Apesar de ser teoricamente outono o frio era intenso. Ele saído do calor dos trópicos quase congela na primeira semana. Exímio chofer no Brasil saiu a procura de emprego de motorista. Conseguiu emprego num restaurante industrial de judeus. Suas tarefas eram ajudar na cozinha. Eram bem específicas. Todo o dia, bem cedo, enchia o caminhão de comida pré-cozida para entregar nos demais restaurantes da rede. Duas vezes por semana devia ir ao aeroporto buscar caixas de salsinha e cebolinha verdes e frescas vindas do Brasil.
Passou a enxergar a salsinha e a cebolinha verde brasileira com outros olhos. Era um fetiche. Adorava recolher os engradados de cheiro verde e se orgulhava que fossem brasileiras. Gostou da primeira semana. Era novidade, a comida era boa, não entendia o que os gringos falavam, mas também ninguém exigia dele mais do que estava disposto a dar. Veio a escala de Natal. Teria de trabalhar no dia 24 à noite. Dia 25 de dezembro, Natal, também. Chegando ao restaurante pediu ao chefe para que o liberasse antes do meio dia para almoçar com a família e os amigos.
O chefe disse que não tinha problema. Tinha apenas de fazer uma entrega de comida a cem milhas, em casa de uns israelitas. Depois podia seguir direto para casa no próprio caminhão. Junto um ajudante mexicano que falava inglês. No trajeto caiu uma nevasca e ficaram parados durante três horas, próximos a um posto de gasolina esperando a neve parar. A espera parecia eterna. Pensou que ia virar picolé dentro do caminhão. “O que é que estou fazendo aqui? Neste frio, neste país? Passando todo este aperto? Trabalho eu já passava no Brasil”.

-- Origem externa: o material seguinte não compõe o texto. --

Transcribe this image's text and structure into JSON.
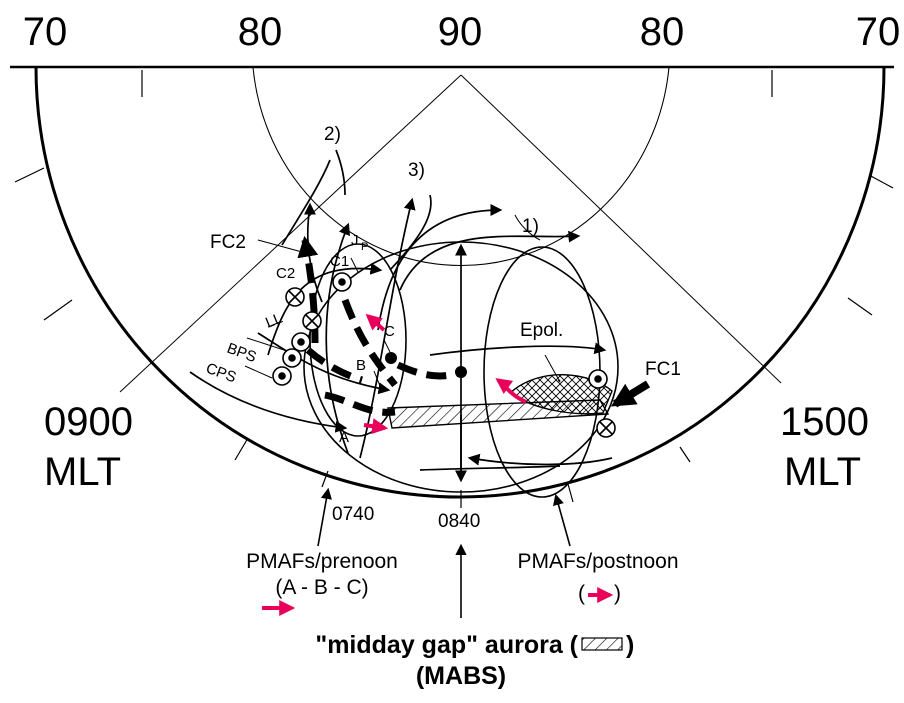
{
  "latitude_ticks": [
    "70",
    "80",
    "90",
    "80",
    "70"
  ],
  "mlt_left": [
    "0900",
    "MLT"
  ],
  "mlt_right": [
    "1500",
    "MLT"
  ],
  "labels": {
    "fc2": "FC2",
    "fc1": "FC1",
    "c2": "C2",
    "c1": "C1",
    "jp": "J",
    "jp_sub": "P",
    "ll": "LL",
    "bps": "BPS",
    "cps": "CPS",
    "c": "C",
    "b": "B",
    "a": "A",
    "epol": "Epol.",
    "line_2": "2)",
    "line_3": "3)",
    "line_1": "1)"
  },
  "times": {
    "t0740": "0740",
    "t0840": "0840"
  },
  "captions": {
    "prenoon_title": "PMAFs/prenoon",
    "prenoon_seq": "(A - B - C)",
    "postnoon_title": "PMAFs/postnoon",
    "postnoon_open": "(",
    "postnoon_close": ")",
    "midday_gap_pre": "\"midday gap\" aurora (",
    "midday_gap_post": ")",
    "mabs": "(MABS)"
  },
  "colors": {
    "ink": "#000000",
    "accent": "#e8005a"
  }
}
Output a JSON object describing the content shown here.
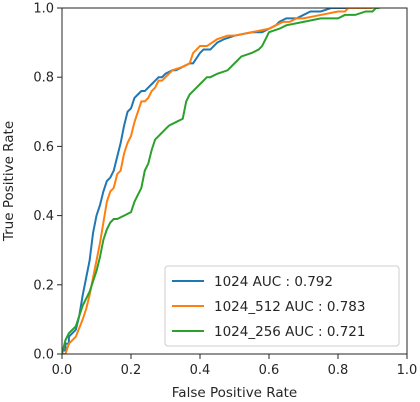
{
  "chart_data": {
    "type": "line",
    "title": "",
    "xlabel": "False Positive Rate",
    "ylabel": "True Positive Rate",
    "xlim": [
      0,
      1
    ],
    "ylim": [
      0,
      1
    ],
    "xticks": [
      "0.0",
      "0.2",
      "0.4",
      "0.6",
      "0.8",
      "1.0"
    ],
    "yticks": [
      "0.0",
      "0.2",
      "0.4",
      "0.6",
      "0.8",
      "1.0"
    ],
    "grid": false,
    "legend_position": "lower right",
    "series": [
      {
        "name": "1024 AUC : 0.792",
        "color": "#1f77b4",
        "x": [
          0.0,
          0.0,
          0.01,
          0.01,
          0.02,
          0.02,
          0.04,
          0.05,
          0.06,
          0.07,
          0.08,
          0.09,
          0.1,
          0.11,
          0.12,
          0.13,
          0.14,
          0.15,
          0.16,
          0.17,
          0.18,
          0.19,
          0.2,
          0.21,
          0.22,
          0.23,
          0.24,
          0.25,
          0.26,
          0.27,
          0.28,
          0.29,
          0.3,
          0.32,
          0.33,
          0.35,
          0.37,
          0.38,
          0.4,
          0.41,
          0.43,
          0.45,
          0.47,
          0.5,
          0.55,
          0.58,
          0.6,
          0.62,
          0.63,
          0.65,
          0.68,
          0.7,
          0.72,
          0.75,
          0.78,
          0.82,
          0.85,
          0.88
        ],
        "y": [
          0.0,
          0.01,
          0.01,
          0.03,
          0.03,
          0.05,
          0.07,
          0.11,
          0.17,
          0.22,
          0.27,
          0.35,
          0.4,
          0.43,
          0.47,
          0.5,
          0.51,
          0.53,
          0.57,
          0.61,
          0.66,
          0.7,
          0.71,
          0.74,
          0.75,
          0.76,
          0.76,
          0.77,
          0.78,
          0.79,
          0.8,
          0.8,
          0.81,
          0.82,
          0.82,
          0.83,
          0.84,
          0.84,
          0.87,
          0.88,
          0.88,
          0.9,
          0.91,
          0.92,
          0.93,
          0.93,
          0.94,
          0.95,
          0.96,
          0.97,
          0.97,
          0.98,
          0.99,
          0.99,
          1.0,
          1.0,
          1.0,
          1.0
        ]
      },
      {
        "name": "1024_512 AUC : 0.783",
        "color": "#ff7f0e",
        "x": [
          0.0,
          0.01,
          0.02,
          0.04,
          0.06,
          0.07,
          0.08,
          0.09,
          0.1,
          0.11,
          0.12,
          0.13,
          0.14,
          0.15,
          0.16,
          0.17,
          0.18,
          0.19,
          0.2,
          0.21,
          0.22,
          0.23,
          0.24,
          0.25,
          0.26,
          0.27,
          0.28,
          0.29,
          0.3,
          0.32,
          0.35,
          0.37,
          0.38,
          0.39,
          0.4,
          0.42,
          0.45,
          0.48,
          0.5,
          0.55,
          0.6,
          0.62,
          0.64,
          0.66,
          0.68,
          0.7,
          0.75,
          0.8,
          0.82,
          0.83,
          0.85,
          0.9
        ],
        "y": [
          0.0,
          0.0,
          0.03,
          0.05,
          0.1,
          0.13,
          0.17,
          0.22,
          0.27,
          0.32,
          0.38,
          0.44,
          0.47,
          0.48,
          0.52,
          0.53,
          0.58,
          0.61,
          0.63,
          0.67,
          0.7,
          0.73,
          0.73,
          0.74,
          0.76,
          0.77,
          0.79,
          0.79,
          0.8,
          0.82,
          0.83,
          0.84,
          0.87,
          0.88,
          0.89,
          0.89,
          0.91,
          0.92,
          0.92,
          0.93,
          0.94,
          0.95,
          0.96,
          0.96,
          0.97,
          0.97,
          0.98,
          0.99,
          0.99,
          1.0,
          1.0,
          1.0
        ]
      },
      {
        "name": "1024_256 AUC : 0.721",
        "color": "#2ca02c",
        "x": [
          0.0,
          0.01,
          0.02,
          0.04,
          0.05,
          0.06,
          0.08,
          0.09,
          0.1,
          0.11,
          0.12,
          0.13,
          0.14,
          0.15,
          0.16,
          0.18,
          0.2,
          0.21,
          0.23,
          0.24,
          0.25,
          0.26,
          0.27,
          0.28,
          0.29,
          0.3,
          0.31,
          0.33,
          0.35,
          0.36,
          0.37,
          0.38,
          0.39,
          0.4,
          0.41,
          0.42,
          0.43,
          0.45,
          0.48,
          0.5,
          0.52,
          0.55,
          0.57,
          0.58,
          0.59,
          0.6,
          0.63,
          0.65,
          0.7,
          0.75,
          0.8,
          0.82,
          0.85,
          0.88,
          0.9,
          0.91,
          0.92
        ],
        "y": [
          0.0,
          0.04,
          0.06,
          0.08,
          0.11,
          0.14,
          0.18,
          0.21,
          0.24,
          0.28,
          0.33,
          0.36,
          0.38,
          0.39,
          0.39,
          0.4,
          0.41,
          0.44,
          0.48,
          0.53,
          0.55,
          0.59,
          0.62,
          0.63,
          0.64,
          0.65,
          0.66,
          0.67,
          0.68,
          0.73,
          0.75,
          0.76,
          0.77,
          0.78,
          0.79,
          0.8,
          0.8,
          0.81,
          0.82,
          0.84,
          0.86,
          0.87,
          0.88,
          0.89,
          0.91,
          0.93,
          0.94,
          0.95,
          0.96,
          0.97,
          0.97,
          0.98,
          0.98,
          0.99,
          0.99,
          1.0,
          1.0
        ]
      }
    ]
  }
}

Eram 14h30 quando a estrada foi liberada e ele pode enfim fazer a entrega. Perdera o almoço com a família. Já na noite anterior não tinham passado juntos na ceia de Natal. Nunca, nem nos piores momentos no Brasil, deixara passar um Natal sem festa. Mesmo com apertos financeiros reunia os filhos, parentes e amigos e faziam um Natal. Desanimado fez a entrega. Não tinha sequer uma moeda para telefonar a esposa e dizer que estava preso na neve. O filho preocupado fora até ao restaurante a sua procura. Esperou o pai chegar e foram para casa.
A família, esposa, filhos, nora e netos sentaram para o almoço de Natal. Eram 20h. A mulher não deixara ninguém comer antes de ele chegar. Naquela manhã de Natal entendeu que qualquer país tem suas próprias dificuldades. Nunca amou tanto o Brasil como nos EUA. Nunca amou tanto o Brasil como agora. “Não amo a corrupção nem desculpo a pobreza. Esse país precisa melhorar. Mas nada supera este ventinho que vem do mar”, diz Heitor Borges, na varanda de sua casa na Praia do Rincão, sentindo a brisa marinha acariciando seu rosto.